Por tanto, no es de extrañar que ningún sindicato y ningún trabajador hayan salido a protestar, a excepción de los empleados de las grandes empresas privadas – a quienes por cierto, éstas no dejan sindicalizarse –, obligados a marchar por sus patrones, los empresarios afiliados al Consejo Superior de la Empresa Privada (COSEP). Pero el protagonismo lo tuvieron varios grupos de estudiantes universitarios, sobre todo en algunas universidades privadas que reciben subvención pública para facilitar el acceso a ellas de jóvenes con escasos recursos.

Las protestas comenzaron con pequeños piquetes organizados por jóvenes de clase media alta y clase alta, que de manera recurrente organizan ese tipo de actividades en contra del gobierno sandinista.

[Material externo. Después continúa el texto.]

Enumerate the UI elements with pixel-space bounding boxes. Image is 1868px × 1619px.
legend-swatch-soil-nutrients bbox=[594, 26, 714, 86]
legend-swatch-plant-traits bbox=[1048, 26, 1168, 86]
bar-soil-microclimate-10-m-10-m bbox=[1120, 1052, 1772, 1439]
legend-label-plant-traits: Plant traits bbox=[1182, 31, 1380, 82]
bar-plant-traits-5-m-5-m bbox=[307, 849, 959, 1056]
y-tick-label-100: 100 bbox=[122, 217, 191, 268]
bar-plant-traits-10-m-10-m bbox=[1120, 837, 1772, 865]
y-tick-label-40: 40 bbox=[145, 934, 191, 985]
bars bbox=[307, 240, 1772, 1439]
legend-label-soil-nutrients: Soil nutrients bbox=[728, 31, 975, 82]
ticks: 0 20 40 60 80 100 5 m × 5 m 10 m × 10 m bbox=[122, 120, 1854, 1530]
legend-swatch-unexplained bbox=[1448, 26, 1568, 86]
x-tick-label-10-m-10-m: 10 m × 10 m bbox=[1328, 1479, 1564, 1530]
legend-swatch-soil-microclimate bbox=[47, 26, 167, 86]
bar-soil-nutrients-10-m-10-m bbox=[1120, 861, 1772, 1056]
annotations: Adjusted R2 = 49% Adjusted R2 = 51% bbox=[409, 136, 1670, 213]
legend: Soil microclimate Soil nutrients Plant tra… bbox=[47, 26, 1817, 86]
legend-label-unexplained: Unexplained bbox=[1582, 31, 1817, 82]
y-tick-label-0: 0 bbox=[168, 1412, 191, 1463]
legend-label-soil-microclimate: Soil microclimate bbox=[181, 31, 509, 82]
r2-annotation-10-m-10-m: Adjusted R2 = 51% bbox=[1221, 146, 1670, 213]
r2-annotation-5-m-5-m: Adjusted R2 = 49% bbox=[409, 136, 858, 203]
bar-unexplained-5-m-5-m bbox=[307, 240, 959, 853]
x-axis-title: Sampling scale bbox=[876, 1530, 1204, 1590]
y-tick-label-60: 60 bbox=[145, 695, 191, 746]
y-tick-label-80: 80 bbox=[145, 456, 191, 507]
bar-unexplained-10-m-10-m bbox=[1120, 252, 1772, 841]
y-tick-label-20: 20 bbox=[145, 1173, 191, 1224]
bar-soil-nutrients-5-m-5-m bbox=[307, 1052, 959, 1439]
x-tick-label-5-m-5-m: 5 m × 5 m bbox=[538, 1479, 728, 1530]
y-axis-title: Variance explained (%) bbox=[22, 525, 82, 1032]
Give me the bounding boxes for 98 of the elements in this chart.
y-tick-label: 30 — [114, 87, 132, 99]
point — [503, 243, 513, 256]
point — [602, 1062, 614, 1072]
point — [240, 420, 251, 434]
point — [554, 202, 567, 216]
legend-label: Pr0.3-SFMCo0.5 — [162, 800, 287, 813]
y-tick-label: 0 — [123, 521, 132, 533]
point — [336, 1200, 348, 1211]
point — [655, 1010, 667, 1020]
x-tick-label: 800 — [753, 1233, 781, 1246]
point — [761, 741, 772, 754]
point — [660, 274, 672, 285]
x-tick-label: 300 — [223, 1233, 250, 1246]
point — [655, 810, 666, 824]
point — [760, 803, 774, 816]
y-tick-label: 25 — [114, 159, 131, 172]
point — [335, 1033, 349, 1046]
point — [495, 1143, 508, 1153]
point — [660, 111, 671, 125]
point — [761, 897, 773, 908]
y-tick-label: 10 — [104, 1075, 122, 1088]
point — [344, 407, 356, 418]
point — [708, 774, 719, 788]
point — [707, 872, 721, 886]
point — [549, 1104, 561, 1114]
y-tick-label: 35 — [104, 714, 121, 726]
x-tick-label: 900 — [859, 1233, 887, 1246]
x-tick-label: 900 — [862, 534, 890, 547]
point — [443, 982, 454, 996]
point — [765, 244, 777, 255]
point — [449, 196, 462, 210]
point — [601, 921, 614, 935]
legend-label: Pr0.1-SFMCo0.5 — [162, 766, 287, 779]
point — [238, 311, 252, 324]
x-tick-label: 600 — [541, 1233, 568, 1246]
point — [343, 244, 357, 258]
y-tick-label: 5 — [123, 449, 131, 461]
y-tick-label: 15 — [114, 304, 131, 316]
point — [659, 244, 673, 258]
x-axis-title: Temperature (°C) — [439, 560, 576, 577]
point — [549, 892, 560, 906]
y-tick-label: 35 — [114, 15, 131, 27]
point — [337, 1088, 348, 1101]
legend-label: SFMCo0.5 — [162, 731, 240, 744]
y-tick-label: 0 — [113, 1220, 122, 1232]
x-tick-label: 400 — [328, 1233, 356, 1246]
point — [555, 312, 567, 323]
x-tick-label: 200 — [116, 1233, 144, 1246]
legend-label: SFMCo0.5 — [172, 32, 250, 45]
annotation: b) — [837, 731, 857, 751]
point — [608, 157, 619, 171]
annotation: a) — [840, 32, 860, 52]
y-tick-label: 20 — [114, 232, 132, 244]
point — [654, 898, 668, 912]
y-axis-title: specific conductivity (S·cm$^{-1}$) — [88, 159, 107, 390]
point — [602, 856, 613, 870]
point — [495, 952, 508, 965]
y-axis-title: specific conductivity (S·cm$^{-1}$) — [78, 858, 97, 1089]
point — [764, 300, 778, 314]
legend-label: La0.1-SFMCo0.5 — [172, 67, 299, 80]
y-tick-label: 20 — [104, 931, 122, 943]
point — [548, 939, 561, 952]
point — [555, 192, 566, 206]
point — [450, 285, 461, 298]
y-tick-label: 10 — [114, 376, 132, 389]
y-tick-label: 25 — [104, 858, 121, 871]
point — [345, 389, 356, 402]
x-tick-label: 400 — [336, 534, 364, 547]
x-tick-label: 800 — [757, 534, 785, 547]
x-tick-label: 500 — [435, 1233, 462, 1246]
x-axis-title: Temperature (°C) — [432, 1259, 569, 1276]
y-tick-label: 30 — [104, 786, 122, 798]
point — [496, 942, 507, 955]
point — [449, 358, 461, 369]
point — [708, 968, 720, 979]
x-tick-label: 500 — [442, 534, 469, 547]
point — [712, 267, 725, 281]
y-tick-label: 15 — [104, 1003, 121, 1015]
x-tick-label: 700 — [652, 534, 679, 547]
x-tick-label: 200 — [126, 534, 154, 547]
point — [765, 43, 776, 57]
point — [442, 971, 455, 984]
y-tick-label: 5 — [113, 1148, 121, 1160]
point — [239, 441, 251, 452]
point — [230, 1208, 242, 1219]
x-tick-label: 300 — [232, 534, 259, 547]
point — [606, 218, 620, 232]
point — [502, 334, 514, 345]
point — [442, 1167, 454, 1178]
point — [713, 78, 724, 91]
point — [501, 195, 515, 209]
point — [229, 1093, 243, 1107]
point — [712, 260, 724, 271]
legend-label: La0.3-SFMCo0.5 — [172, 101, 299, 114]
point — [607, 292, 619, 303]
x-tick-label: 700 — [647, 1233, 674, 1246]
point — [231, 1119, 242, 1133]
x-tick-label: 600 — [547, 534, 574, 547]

La variante esta vez fue que los enfrentamientos entre ellos y los jóvenes sandinistas de los barrios populares – llamados “turbas” por la derecha – generó un sentimiento de solidaridad en una buena parte del estudiantado universitario, que escaló la protesta colocando barricadas en la vía pública y enfrentándose a la policía con armas de fuego caseras, cuando ésta intentó despejar la vía.

(Extraído del artículo “Nicaragua en la mira del imperio”, publicado en Rebelión, 1-05-2018, http://www.rebelion.org/noticia.php?id=240931&titular=nicaragua-en-la-mira-del-imperio-). 


Mónica Baltodano 

En Nicaragua el término “izquierda” está desprestigiado por un Ortega que se autocalifica de izquierda, antiimperialista y revolucionario. Lastimosamente ocurre lo mismo con el término sandinista. En estas jornadas hemos visto jóvenes que han quemado la bandera rojinegra. No porque no reconozcan a Sandino, o la lucha sandinista heroica de los años 60 y 70, sino por un rechazo al actual FSLN.

Para quienes desde nuestra adolescencia estamos luchando bajo los principios, valores y programa del sandinismo de Carlos Fonseca no deja de ser doloroso. Pero tenemos que entender que estos jóvenes identifican esa bandera con el gobierno que abominan. Sería absurdo pensar que por ello son de derecha. Ya hay muchos que entienden que para el orteguismo, el sandinismo terminó siendo solo una bandera electoral vaciada de contenido real de cambios. Hoy la bandera sandinista es patrimonio de la Nación entera, ya que Sandino es uno de los símbolos más importantes de la identidad nicaragüense. Mientras tanto, miles de sandinistas, de distintas generaciones, algunos ya «viejucos« acompañamos desde distintas trincheras estas luchas que vuelven a aportar esperanza. Se ha cumplido el sueño del padre Fernando Cardenal que decía “Yo sueño aquel día en que los jóvenes vuelvan a las calles a hacer Historia”.